Here are some of the racist images from Marcotte's book.
posted by lunit at 10:35 AM on April 25, 2008 [1 favorite]


Wow, that's pretty damning—thanks for posting it, lunit.
The last time this came up, although Amanda ultimately relented and notified Seal Press about the problems with the book, she also claimed:
I think nowadays retro imagery used by avowed liberals can safely be assumed to be at least an attempt at coy irony.
Uh-huh. I hope "coy irony" is one of the first casualties of the coming depression. See, this is the problem with trying to be hipper than the next hipster: you wind up becoming an asshole.
posted by languagehat at 10:45 AM on April 25, 2008 [1 favorite]


Oh, Seal Press - what has happened to you?

Retro imagery is one thing. But retro imagery that was racist Back in the Day is still not okay. Especially in circumstances like this.
posted by rtha at 12:48 PM on April 25, 2008 [1 favorite]

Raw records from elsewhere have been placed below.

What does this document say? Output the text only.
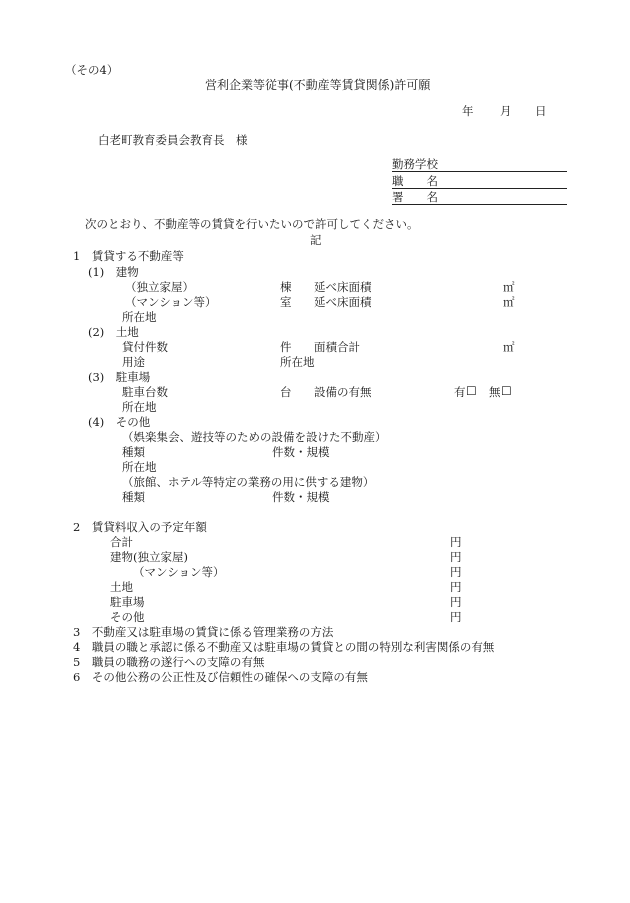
（その4）
営利企業等従事(不動産等賃貸関係)許可願
年 月 日
白老町教育委員会教育長　様
勤務学校
職　　名
署　　名
次のとおり、不動産等の賃貸を行いたいので許可してください。
記
1　賃貸する不動産等
(1)　建物
（独立家屋）	棟 延べ床面積	㎡
（マンション等）	室 延べ床面積	㎡
所在地
(2)　土地
貸付件数	件 面積合計	㎡
用途	所在地
(3)　駐車場
駐車台数	台 設備の有無	有 ☐ 無 ☐
所在地
(4)　その他
（娯楽集会、遊技等のための設備を設けた不動産）
種類	件数・規模
所在地
（旅館、ホテル等特定の業務の用に供する建物）
種類	件数・規模
2　賃貸料収入の予定年額
合計	円
建物(独立家屋)	円
（マンション等）	円
土地	円
駐車場	円
その他	円
3　不動産又は駐車場の賃貸に係る管理業務の方法
4　職員の職と承認に係る不動産又は駐車場の賃貸との間の特別な利害関係の有無
5　職員の職務の遂行への支障の有無
6　その他公務の公正性及び信頼性の確保への支障の有無
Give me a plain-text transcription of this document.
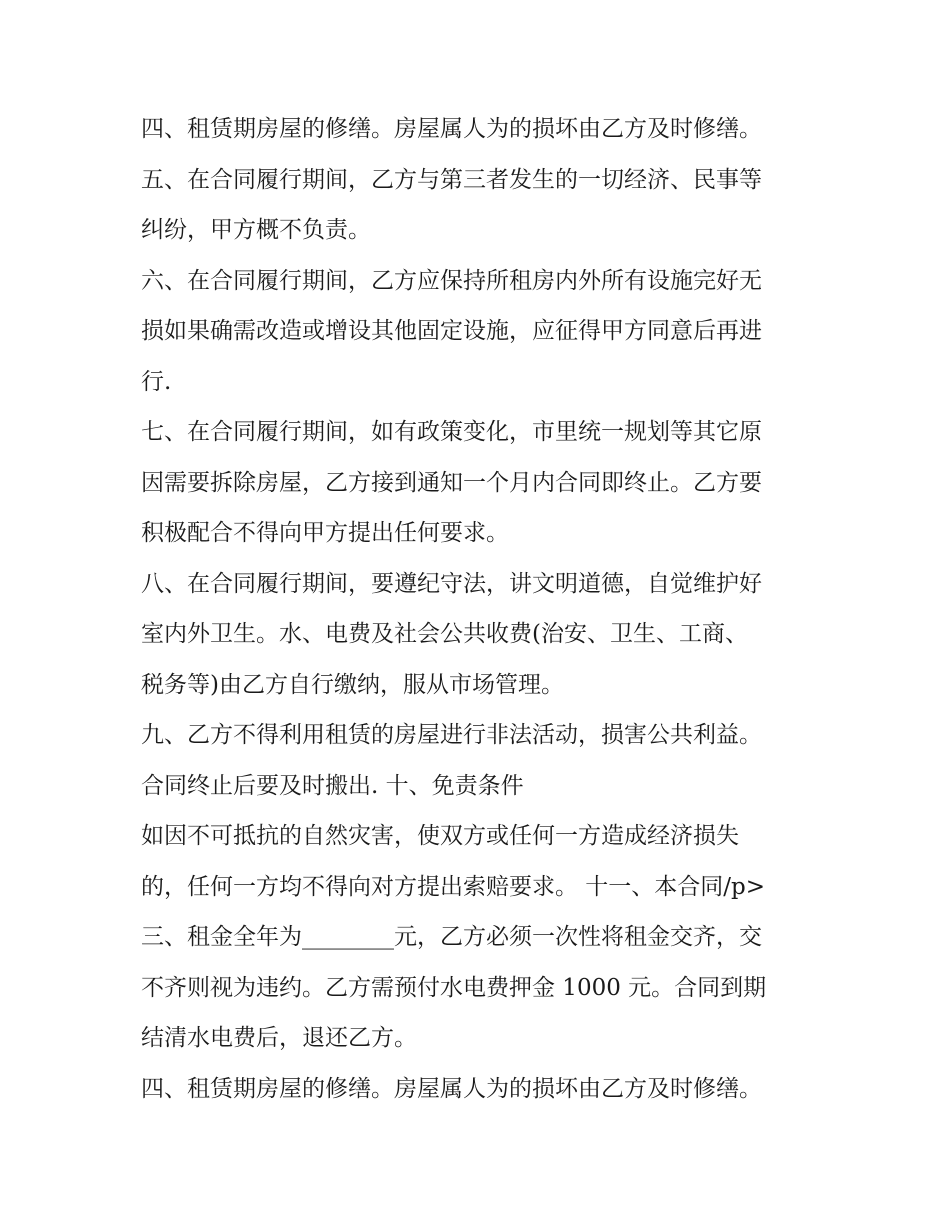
四、租赁期房屋的修缮。房屋属人为的损坏由乙方及时修缮。
五、在合同履行期间，乙方与第三者发生的一切经济、民事等
纠纷，甲方概不负责。
六、在合同履行期间，乙方应保持所租房内外所有设施完好无
损如果确需改造或增设其他固定设施，应征得甲方同意后再进
行.
七、在合同履行期间，如有政策变化，市里统一规划等其它原
因需要拆除房屋，乙方接到通知一个月内合同即终止。乙方要
积极配合不得向甲方提出任何要求。
八、在合同履行期间，要遵纪守法，讲文明道德，自觉维护好
室内外卫生。水、电费及社会公共收费(治安、卫生、工商、
税务等)由乙方自行缴纳，服从市场管理。
九、乙方不得利用租赁的房屋进行非法活动，损害公共利益。
合同终止后要及时搬出. 十、免责条件
如因不可抵抗的自然灾害，使双方或任何一方造成经济损失
的，任何一方均不得向对方提出索赔要求。 十一、本合同/p>
三、租金全年为________元，乙方必须一次性将租金交齐，交
不齐则视为违约。乙方需预付水电费押金 1000 元。合同到期
结清水电费后，退还乙方。
四、租赁期房屋的修缮。房屋属人为的损坏由乙方及时修缮。
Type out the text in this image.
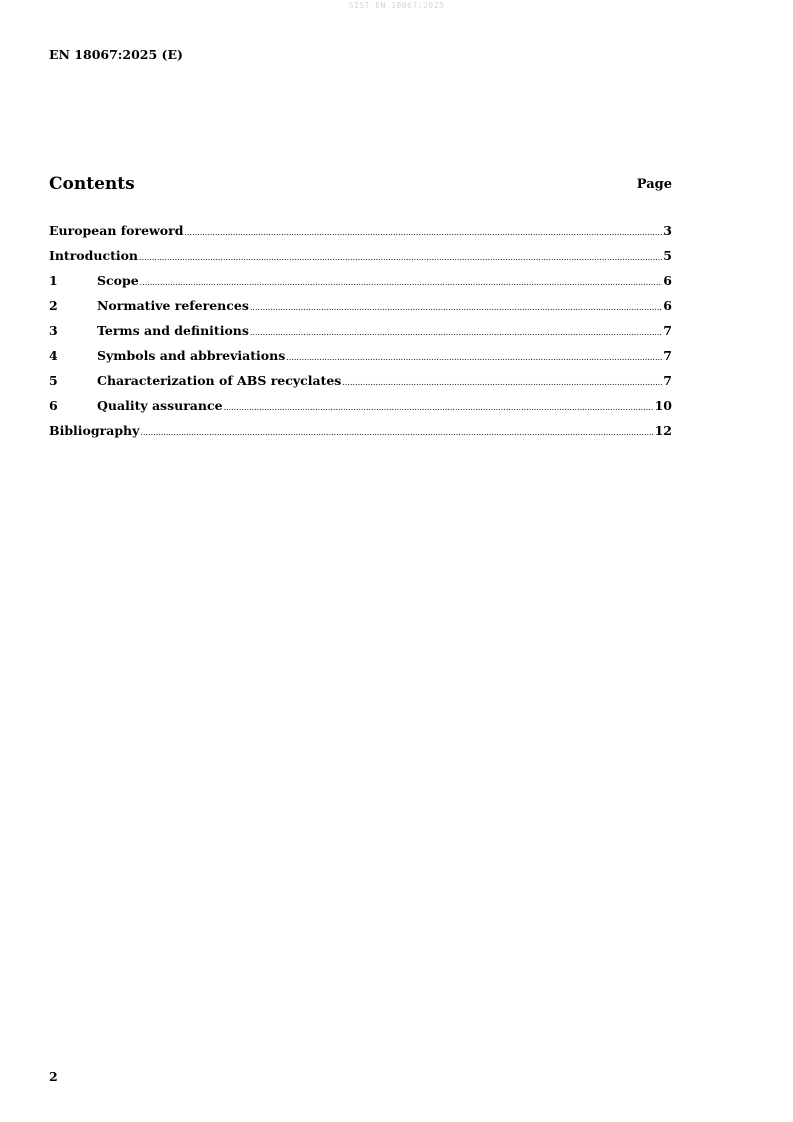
SIST EN 18067:2025
EN 18067:2025 (E)
Contents	Page
European foreword .....	3
Introduction .....	5
1	Scope .....	6
2	Normative references .....	6
3	Terms and definitions .....	7
4	Symbols and abbreviations .....	7
5	Characterization of ABS recyclates .....	7
6	Quality assurance .....	10
Bibliography .....	12
2
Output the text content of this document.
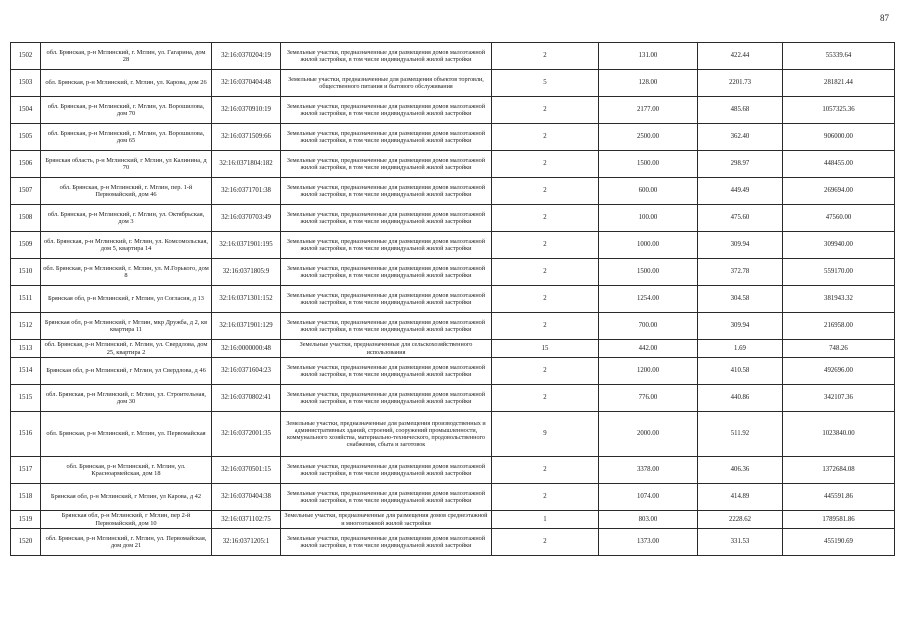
87
1502	обл. Брянская, р-н Мглинский, г. Мглин, ул. Гагарина, дом 28	32:16:0370204:19	Земельные участки, предназначенные для размещения домов малоэтажной жилой застройки, в том числе индивидуальной жилой застройки	2	131.00	422.44	55339.64
1503	обл. Брянская, р-н Мглинский, г. Мглин, ул. Карова, дом 26	32:16:0370404:48	Земельные участки, предназначенные для размещения объектов торговли, общественного питания и бытового обслуживания	5	128.00	2201.73	281821.44
1504	обл. Брянская, р-н Мглинский, г. Мглин, ул. Ворошилова, дом 70	32:16:0370910:19	Земельные участки, предназначенные для размещения домов малоэтажной жилой застройки, в том числе индивидуальной жилой застройки	2	2177.00	485.68	1057325.36
1505	обл. Брянская, р-н Мглинский, г. Мглин, ул. Ворошилова, дом 65	32:16:0371509:66	Земельные участки, предназначенные для размещения домов малоэтажной жилой застройки, в том числе индивидуальной жилой застройки	2	2500.00	362.40	906000.00
1506	Брянская область, р-н Мглинский, г Мглин, ул Калинина, д 70	32:16:0371804:182	Земельные участки, предназначенные для размещения домов малоэтажной жилой застройки, в том числе индивидуальной жилой застройки	2	1500.00	298.97	448455.00
1507	обл. Брянская, р-н Мглинский, г. Мглин, пер. 1-й Первомайский, дом 46	32:16:0371701:38	Земельные участки, предназначенные для размещения домов малоэтажной жилой застройки, в том числе индивидуальной жилой застройки	2	600.00	449.49	269694.00
1508	обл. Брянская, р-н Мглинский, г. Мглин, ул. Октябрьская, дом 3	32:16:0370703:49	Земельные участки, предназначенные для размещения домов малоэтажной жилой застройки, в том числе индивидуальной жилой застройки	2	100.00	475.60	47560.00
1509	обл. Брянская, р-н Мглинский, г. Мглин, ул. Комсомольская, дом 5, квартира 14	32:16:0371901:195	Земельные участки, предназначенные для размещения домов малоэтажной жилой застройки, в том числе индивидуальной жилой застройки	2	1000.00	309.94	309940.00
1510	обл. Брянская, р-н Мглинский, г. Мглин, ул. М.Горького, дом 8	32:16:0371805:9	Земельные участки, предназначенные для размещения домов малоэтажной жилой застройки, в том числе индивидуальной жилой застройки	2	1500.00	372.78	559170.00
1511	Брянская обл, р-н Мглинский, г Мглин, ул Согласия, д 13	32:16:0371301:152	Земельные участки, предназначенные для размещения домов малоэтажной жилой застройки, в том числе индивидуальной жилой застройки	2	1254.00	304.58	381943.32
1512	Брянская обл, р-н Мглинский, г Мглин, мкр Дружба, д 2, кв квартира 11	32:16:0371901:129	Земельные участки, предназначенные для размещения домов малоэтажной жилой застройки, в том числе индивидуальной жилой застройки	2	700.00	309.94	216958.00
1513	обл. Брянская, р-н Мглинский, г. Мглин, ул. Свердлова, дом 25, квартира 2	32:16:0000000:48	Земельные участки, предназначенные для сельскохозяйственного использования	15	442.00	1.69	748.26
1514	Брянская обл, р-н Мглинский, г Мглин, ул Свердлова, д 46	32:16:0371604:23	Земельные участки, предназначенные для размещения домов малоэтажной жилой застройки, в том числе индивидуальной жилой застройки	2	1200.00	410.58	492696.00
1515	обл. Брянская, р-н Мглинский, г. Мглин, ул. Строительная, дом 30	32:16:0370802:41	Земельные участки, предназначенные для размещения домов малоэтажной жилой застройки, в том числе индивидуальной жилой застройки	2	776.00	440.86	342107.36
1516	обл. Брянская, р-н Мглинский, г. Мглин, ул. Первомайская	32:16:0372001:35	Земельные участки, предназначенные для размещения производственных и административных зданий, строений, сооружений промышленности, коммунального хозяйства, материально-технического, продовольственного снабжения, сбыта и заготовок	9	2000.00	511.92	1023840.00
1517	обл. Брянская, р-н Мглинский, г. Мглин, ул. Красноармейская, дом 18	32:16:0370501:15	Земельные участки, предназначенные для размещения домов малоэтажной жилой застройки, в том числе индивидуальной жилой застройки	2	3378.00	406.36	1372684.08
1518	Брянская обл, р-н Мглинский, г Мглин, ул Карова, д 42	32:16:0370404:38	Земельные участки, предназначенные для размещения домов малоэтажной жилой застройки, в том числе индивидуальной жилой застройки	2	1074.00	414.89	445591.86
1519	Брянская обл, р-н Мглинский, г Мглин, пер 2-й Первомайский, дом 10	32:16:0371102:75	Земельные участки, предназначенные для размещения домов среднеэтажной и многоэтажной жилой застройки	1	803.00	2228.62	1789581.86
1520	обл. Брянская, р-н Мглинский, г. Мглин, ул. Первомайская, дом дом 21	32:16:0371205:1	Земельные участки, предназначенные для размещения домов малоэтажной жилой застройки, в том числе индивидуальной жилой застройки	2	1373.00	331.53	455190.69
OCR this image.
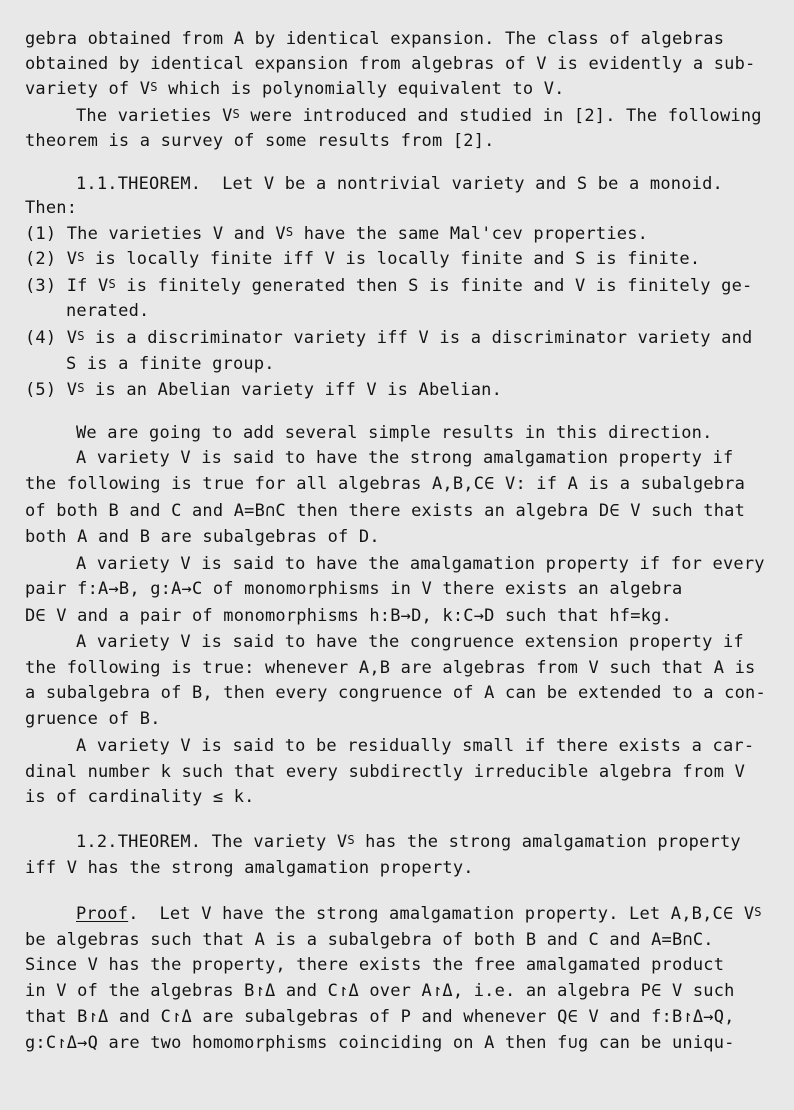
gebra obtained from A by identical expansion. The class of algebras
obtained by identical expansion from algebras of V is evidently a sub-
variety of $V^S$ which is polynomially equivalent to V.
The varieties $V^S$ were introduced and studied in [2]. The following
theorem is a survey of some results from [2].
1.1.THEOREM.  Let V be a nontrivial variety and S be a monoid.
Then:
(1) The varieties V and $V^S$ have the same Mal'cev properties.
(2) $V^S$ is locally finite iff V is locally finite and S is finite.
(3) If $V^S$ is finitely generated then S is finite and V is finitely ge-
nerated.
(4) $V^S$ is a discriminator variety iff V is a discriminator variety and
S is a finite group.
(5) $V^S$ is an Abelian variety iff V is Abelian.
We are going to add several simple results in this direction.
A variety V is said to have the strong amalgamation property if
the following is true for all algebras A,B,C∈ V: if A is a subalgebra
of both B and C and A=B∩C then there exists an algebra D∈ V such that
both A and B are subalgebras of D.
A variety V is said to have the amalgamation property if for every
pair f:A→B, g:A→C of monomorphisms in V there exists an algebra
D∈ V and a pair of monomorphisms h:B→D, k:C→D such that hf=kg.
A variety V is said to have the congruence extension property if
the following is true: whenever A,B are algebras from V such that A is
a subalgebra of B, then every congruence of A can be extended to a con-
gruence of B.
A variety V is said to be residually small if there exists a car-
dinal number k such that every subdirectly irreducible algebra from V
is of cardinality ≤ k.
1.2.THEOREM. The variety $V^S$ has the strong amalgamation property
iff V has the strong amalgamation property.
Proof.  Let V have the strong amalgamation property. Let A,B,C∈ $V^S$
be algebras such that A is a subalgebra of both B and C and A=B∩C.
Since V has the property, there exists the free amalgamated product
in V of the algebras B↾Δ and C↾Δ over A↾Δ, i.e. an algebra P∈ V such
that B↾Δ and C↾Δ are subalgebras of P and whenever Q∈ V and f:B↾Δ→Q,
g:C↾Δ→Q are two homomorphisms coinciding on A then f∪g can be uniqu-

Those images from inside the book are a fucking embarrassment.
posted by Locative at 7:51 AM on April 26, 2008


An update on the racist images inside Marcotte's book: both she and Seal Press have apologized and are removing the images from further printings.
posted by LeeJay at 9:41 AM on April 26, 2008


Seal Press's actions and apology bring to mind konolia's comment about blind spots in the Having a Black Name fpp.

Blind spots are blind spot precisely because we don't know we have them. Duh.